Upaya tersebut dilakukan guna menjaga ketahanan pangan daerah sekaligus mempertahankan posisi Karawang sebagai salah satu lumbung padi nasional.
Kepala bidang terkait di DPKPP Karawang menyampaikan, terdapat lima strategi utama yang diterapkan untuk mengantisipasi dampak El Niño. Pertama, melakukan pemetaan wilayah rawan kekeringan sebagai dasar pengambilan kebijakan.

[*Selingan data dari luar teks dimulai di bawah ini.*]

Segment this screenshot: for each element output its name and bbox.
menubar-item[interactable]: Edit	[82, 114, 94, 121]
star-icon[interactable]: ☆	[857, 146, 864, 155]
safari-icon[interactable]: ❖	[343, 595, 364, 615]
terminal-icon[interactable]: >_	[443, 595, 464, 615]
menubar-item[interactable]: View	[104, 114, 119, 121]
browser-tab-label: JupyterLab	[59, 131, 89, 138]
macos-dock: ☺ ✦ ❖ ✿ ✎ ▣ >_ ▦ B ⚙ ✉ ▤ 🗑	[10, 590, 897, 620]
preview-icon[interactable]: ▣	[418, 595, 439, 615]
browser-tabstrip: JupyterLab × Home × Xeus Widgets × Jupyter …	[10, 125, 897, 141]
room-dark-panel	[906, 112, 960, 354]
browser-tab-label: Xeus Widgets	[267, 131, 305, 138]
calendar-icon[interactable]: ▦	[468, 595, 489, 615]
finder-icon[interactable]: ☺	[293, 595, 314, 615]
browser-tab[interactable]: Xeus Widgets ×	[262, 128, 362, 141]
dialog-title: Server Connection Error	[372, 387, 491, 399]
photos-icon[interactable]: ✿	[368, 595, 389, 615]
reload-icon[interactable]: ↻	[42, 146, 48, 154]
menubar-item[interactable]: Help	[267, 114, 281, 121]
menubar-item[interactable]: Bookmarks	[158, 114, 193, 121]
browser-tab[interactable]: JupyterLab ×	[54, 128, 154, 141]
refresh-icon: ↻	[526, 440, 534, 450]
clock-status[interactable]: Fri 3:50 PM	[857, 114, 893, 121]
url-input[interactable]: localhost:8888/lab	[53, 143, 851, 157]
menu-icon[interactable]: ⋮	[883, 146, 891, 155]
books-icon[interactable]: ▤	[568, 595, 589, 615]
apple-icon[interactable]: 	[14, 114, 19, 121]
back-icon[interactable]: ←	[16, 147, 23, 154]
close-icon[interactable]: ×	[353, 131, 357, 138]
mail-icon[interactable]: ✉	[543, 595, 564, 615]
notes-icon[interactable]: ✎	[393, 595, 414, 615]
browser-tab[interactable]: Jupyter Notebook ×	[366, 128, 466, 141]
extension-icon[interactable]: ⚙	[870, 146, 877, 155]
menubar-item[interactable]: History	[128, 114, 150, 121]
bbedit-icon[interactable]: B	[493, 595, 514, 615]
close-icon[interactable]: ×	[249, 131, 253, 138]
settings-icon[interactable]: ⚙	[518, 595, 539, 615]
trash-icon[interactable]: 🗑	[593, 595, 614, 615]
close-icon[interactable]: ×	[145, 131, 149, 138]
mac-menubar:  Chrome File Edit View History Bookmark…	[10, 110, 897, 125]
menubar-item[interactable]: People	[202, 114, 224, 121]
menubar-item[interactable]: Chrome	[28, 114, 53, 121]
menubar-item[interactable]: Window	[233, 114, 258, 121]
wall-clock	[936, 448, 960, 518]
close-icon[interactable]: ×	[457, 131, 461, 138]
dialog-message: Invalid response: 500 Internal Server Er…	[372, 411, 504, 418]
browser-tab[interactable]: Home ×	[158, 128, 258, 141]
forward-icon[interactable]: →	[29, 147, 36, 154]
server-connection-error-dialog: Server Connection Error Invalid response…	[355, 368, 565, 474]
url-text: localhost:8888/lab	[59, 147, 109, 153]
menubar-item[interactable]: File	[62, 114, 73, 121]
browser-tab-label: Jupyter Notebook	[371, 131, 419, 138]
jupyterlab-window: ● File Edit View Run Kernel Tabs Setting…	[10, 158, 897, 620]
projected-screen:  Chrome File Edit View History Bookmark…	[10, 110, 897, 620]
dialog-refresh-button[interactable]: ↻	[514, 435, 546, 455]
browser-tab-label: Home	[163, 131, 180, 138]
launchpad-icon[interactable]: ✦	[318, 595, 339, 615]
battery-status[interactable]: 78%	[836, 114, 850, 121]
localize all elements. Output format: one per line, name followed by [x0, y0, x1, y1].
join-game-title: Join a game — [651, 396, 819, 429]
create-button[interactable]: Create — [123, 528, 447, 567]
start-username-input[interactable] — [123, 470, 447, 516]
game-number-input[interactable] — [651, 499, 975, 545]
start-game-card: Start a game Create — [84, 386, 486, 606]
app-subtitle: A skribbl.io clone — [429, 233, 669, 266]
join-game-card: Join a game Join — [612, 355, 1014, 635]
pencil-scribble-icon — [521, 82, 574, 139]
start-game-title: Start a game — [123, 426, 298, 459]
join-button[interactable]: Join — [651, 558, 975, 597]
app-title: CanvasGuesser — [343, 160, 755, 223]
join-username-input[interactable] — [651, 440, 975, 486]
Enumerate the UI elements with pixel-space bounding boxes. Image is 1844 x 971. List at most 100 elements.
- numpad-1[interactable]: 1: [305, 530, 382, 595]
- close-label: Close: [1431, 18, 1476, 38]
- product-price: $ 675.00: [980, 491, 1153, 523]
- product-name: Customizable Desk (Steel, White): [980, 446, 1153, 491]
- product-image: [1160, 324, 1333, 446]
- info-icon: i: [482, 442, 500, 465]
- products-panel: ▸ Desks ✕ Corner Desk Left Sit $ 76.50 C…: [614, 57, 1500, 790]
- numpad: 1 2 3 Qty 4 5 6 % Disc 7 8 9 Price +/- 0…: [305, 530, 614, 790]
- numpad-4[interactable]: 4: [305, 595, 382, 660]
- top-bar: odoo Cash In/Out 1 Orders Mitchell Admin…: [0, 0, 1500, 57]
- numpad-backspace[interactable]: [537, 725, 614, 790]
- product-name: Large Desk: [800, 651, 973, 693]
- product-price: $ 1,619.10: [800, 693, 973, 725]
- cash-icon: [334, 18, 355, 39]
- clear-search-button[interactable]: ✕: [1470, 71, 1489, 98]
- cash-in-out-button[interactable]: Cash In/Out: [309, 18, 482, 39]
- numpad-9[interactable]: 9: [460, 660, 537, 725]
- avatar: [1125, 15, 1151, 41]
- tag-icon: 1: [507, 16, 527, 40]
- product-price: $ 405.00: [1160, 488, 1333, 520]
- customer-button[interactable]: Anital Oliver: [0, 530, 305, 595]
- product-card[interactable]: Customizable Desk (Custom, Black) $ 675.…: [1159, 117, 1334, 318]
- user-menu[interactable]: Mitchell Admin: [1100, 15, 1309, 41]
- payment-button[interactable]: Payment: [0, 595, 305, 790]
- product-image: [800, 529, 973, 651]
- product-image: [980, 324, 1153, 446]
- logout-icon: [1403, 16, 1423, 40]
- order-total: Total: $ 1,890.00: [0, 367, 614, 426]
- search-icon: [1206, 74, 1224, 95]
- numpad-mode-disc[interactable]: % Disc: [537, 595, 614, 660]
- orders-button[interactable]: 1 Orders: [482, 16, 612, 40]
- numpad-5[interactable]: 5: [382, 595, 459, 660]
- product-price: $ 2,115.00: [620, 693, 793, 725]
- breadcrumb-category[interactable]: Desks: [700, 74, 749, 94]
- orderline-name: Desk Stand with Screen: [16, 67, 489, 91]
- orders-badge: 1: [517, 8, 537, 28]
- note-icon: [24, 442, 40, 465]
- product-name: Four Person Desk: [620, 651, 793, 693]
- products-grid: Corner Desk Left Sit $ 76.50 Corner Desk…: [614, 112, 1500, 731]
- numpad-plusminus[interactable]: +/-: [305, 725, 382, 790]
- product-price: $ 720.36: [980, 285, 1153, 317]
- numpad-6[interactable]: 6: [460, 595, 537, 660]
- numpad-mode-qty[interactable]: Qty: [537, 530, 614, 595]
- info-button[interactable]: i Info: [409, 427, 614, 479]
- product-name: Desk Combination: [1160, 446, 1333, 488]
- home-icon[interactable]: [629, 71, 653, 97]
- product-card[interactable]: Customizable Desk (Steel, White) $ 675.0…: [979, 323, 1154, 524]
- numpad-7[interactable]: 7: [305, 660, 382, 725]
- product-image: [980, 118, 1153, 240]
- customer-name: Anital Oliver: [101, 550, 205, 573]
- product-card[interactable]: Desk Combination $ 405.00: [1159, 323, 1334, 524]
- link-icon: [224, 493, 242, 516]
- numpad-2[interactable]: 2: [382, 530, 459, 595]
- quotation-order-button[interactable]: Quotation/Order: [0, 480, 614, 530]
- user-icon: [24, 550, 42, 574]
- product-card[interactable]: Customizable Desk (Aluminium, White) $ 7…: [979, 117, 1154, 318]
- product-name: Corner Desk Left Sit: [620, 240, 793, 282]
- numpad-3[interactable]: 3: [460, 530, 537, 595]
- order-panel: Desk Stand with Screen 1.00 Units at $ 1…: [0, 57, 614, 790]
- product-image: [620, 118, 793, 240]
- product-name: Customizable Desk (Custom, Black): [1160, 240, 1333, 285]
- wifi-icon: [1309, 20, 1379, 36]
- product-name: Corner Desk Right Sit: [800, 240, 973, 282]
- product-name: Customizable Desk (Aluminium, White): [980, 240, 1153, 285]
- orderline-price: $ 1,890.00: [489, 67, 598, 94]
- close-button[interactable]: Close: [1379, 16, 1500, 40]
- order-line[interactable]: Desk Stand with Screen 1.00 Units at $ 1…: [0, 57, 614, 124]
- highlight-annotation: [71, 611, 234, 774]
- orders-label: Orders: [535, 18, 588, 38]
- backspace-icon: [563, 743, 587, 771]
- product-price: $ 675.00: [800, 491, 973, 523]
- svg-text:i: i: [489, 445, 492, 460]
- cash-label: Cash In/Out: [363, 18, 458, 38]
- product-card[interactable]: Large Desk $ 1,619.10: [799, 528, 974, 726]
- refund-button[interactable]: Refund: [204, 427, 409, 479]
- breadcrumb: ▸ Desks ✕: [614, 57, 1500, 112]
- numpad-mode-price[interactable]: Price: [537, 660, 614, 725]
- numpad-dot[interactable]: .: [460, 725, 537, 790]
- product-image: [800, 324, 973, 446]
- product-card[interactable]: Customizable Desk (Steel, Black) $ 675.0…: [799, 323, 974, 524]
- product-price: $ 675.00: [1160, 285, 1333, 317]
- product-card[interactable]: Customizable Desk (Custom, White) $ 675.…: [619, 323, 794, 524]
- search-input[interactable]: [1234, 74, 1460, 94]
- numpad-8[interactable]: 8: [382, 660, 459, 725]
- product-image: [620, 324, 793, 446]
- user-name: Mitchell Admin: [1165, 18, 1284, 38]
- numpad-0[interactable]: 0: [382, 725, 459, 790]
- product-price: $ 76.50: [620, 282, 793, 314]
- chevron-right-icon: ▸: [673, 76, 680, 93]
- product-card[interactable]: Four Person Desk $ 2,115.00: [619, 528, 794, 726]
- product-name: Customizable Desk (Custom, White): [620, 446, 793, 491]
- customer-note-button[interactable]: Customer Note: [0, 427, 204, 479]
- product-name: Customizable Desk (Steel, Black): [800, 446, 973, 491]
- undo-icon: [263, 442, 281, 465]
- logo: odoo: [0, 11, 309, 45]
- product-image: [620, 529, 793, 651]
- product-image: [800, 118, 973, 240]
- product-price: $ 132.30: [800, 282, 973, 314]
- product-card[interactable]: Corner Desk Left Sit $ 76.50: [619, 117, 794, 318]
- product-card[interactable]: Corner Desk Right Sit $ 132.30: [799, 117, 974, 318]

Kedua, optimalisasi infrastruktur air, seperti jaringan irigasi, guna memastikan pasokan air tetap tersedia bagi lahan pertanian. Ketiga, percepatan masa tanam dengan penggunaan varietas unggul yang lebih tahan terhadap kondisi cuaca ekstrem.
Selanjutnya, penguatan sinergi lintas sektor antara pemerintah daerah, penyuluh pertanian, dan petani menjadi strategi keempat. Kolaborasi ini dinilai penting untuk memastikan langkah penanganan berjalan efektif di lapangan.
Adapun strategi kelima adalah mendorong peningkatan kapasitas petani dalam menghadapi perubahan iklim, termasuk melalui pendampingan dan penyuluhan.
“Kolaborasi seluruh stakeholder menjadi kunci dalam menjaga produktivitas pertanian di tengah tantangan El Niño,” demikian disampaikan dalam keterangan resmi DPKPP Karawang.
Pemerintah daerah berharap, dengan penerapan strategi tersebut, sektor pertanian di Karawang tetap tangguh dan produktif, sehingga mampu menjaga stabilitas pangan daerah maupun nasional.
Selain itu, masyarakat dan petani diimbau untuk tetap waspada terhadap potensi kekeringan serta aktif berkoordinasi dengan penyuluh dan instansi terkait.
Dengan langkah antisipatif dan kerja sama yang solid, Karawang optimistis dapat menghadapi dampak El Niño serta mempertahankan keberlanjutan produksi pangan.